To be “social” is not the same as being good or “righteous in the eyes of the Lord”.
The essay’s central conceptual move is to recover an older meaning of society. In that sense, the “social” is not what the state designs for collective purposes, but what emerges from many actions without central direction: language, custom, law, conventions, and moral rules. Hayek’s liberal argument depends on this distinction between society as spontaneous order and society as organized command.
The truly social in this sense is, of its very nature, anonymous, non-rational and not the result of logical reasoning, but the outcome of a supra-individual process of evolution and selection, to which the individual, admittedly, makes his contribution, but the component parts of which cannot be mastered by any one single intelligence.
Modern political language, however, makes “social” mean communal, benevolent, democratic, state-administered, or morally superior. For Hayek, this inflation makes the word nearly useless while increasing its rhetorical power.
There then remains little or nothing in life which is not ‘social’ in one sense or another, and the word becomes, to all practical intents, meaningless.
The ethical argument follows from his epistemology. Traditional morality consists of general rules that guide conduct under limited knowledge. “Social” morality, by contrast, asks people or governments to pursue concrete collective results and to calculate remote consequences. Hayek sees this as false rationalism: it undermines inherited rules in the name of aims no mind can fully know or coordinate.
Thus, by undermining respect for rules and ‘plain’ ethical behaviour, this demand for ‘social behaviour’ is destroying the foundations on which it is itself built.
His attack on “social justice” develops the same point. Justice can govern rules and equal treatment, but not a total distribution according to moral desert, because no authority can know all the circumstances that constitute merit.
The demand for the latter, for a reward according to merit, is a demand which cannot be met in a free society, because we cannot know or isolate all the circumstances which determine merit.
Hayek also argues that “social” language weakens personal responsibility. It blurs the line between what individuals owe directly and what “society” supposedly owes collectively, inviting people to demand moral achievements at others’ expense. Politically, it encourages expediency over principle: abstract limits on coercion are overridden for allegedly social ends.
The essay culminates in a reversal of the word’s prestige. True service to society means protecting the freedom through which spontaneous orders grow.
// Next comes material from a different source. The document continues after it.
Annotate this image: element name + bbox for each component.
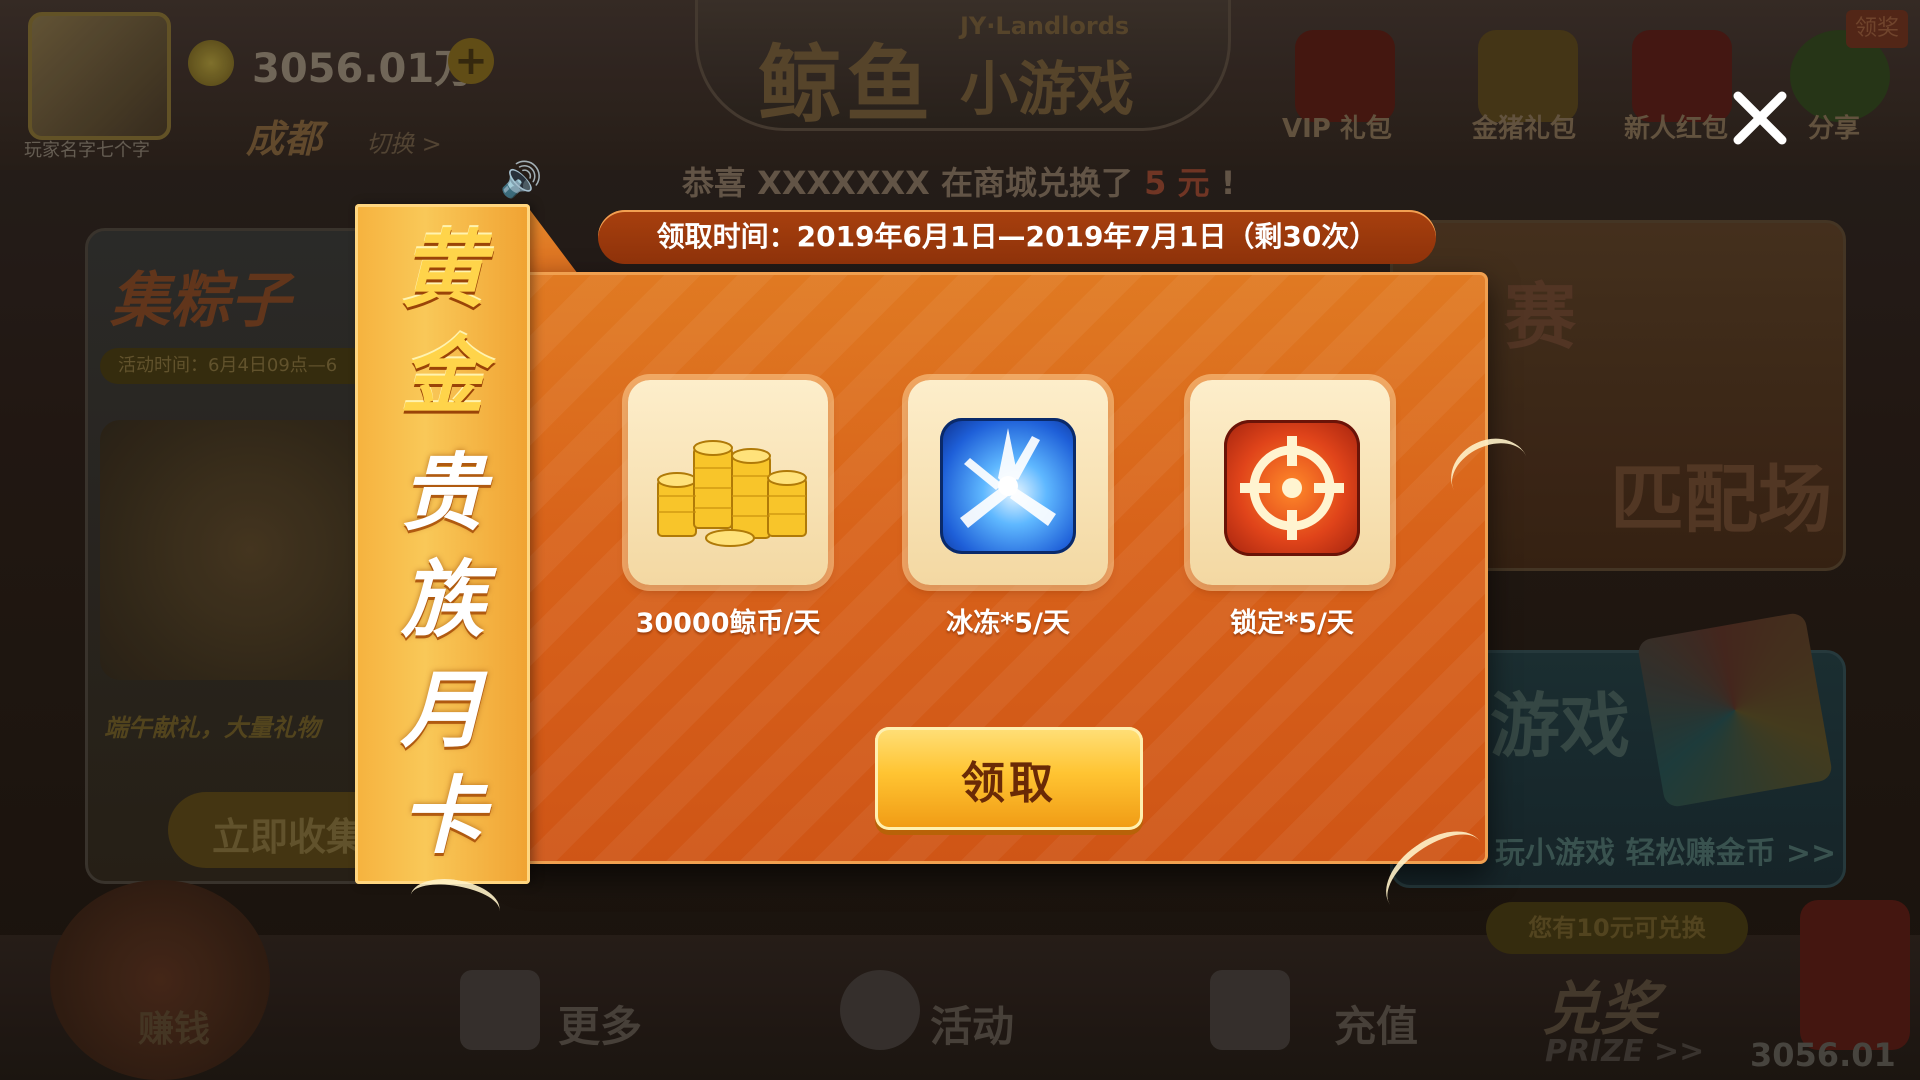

What calls itself “social” may instead subordinate society to the state.
In this context, it seems to me that a great deal of what today professes to be social is, in the deeper and truer sense of the word, thoroughly and completely anti-social.
Its relevance lies in Hayek’s warning against morally charged political vocabulary that pre-decides disputes. The essay is both semantic and institutional: by separating society from state direction, Hayek defends freedom, general rules, and evolved order against the rhetoric of collective purpose.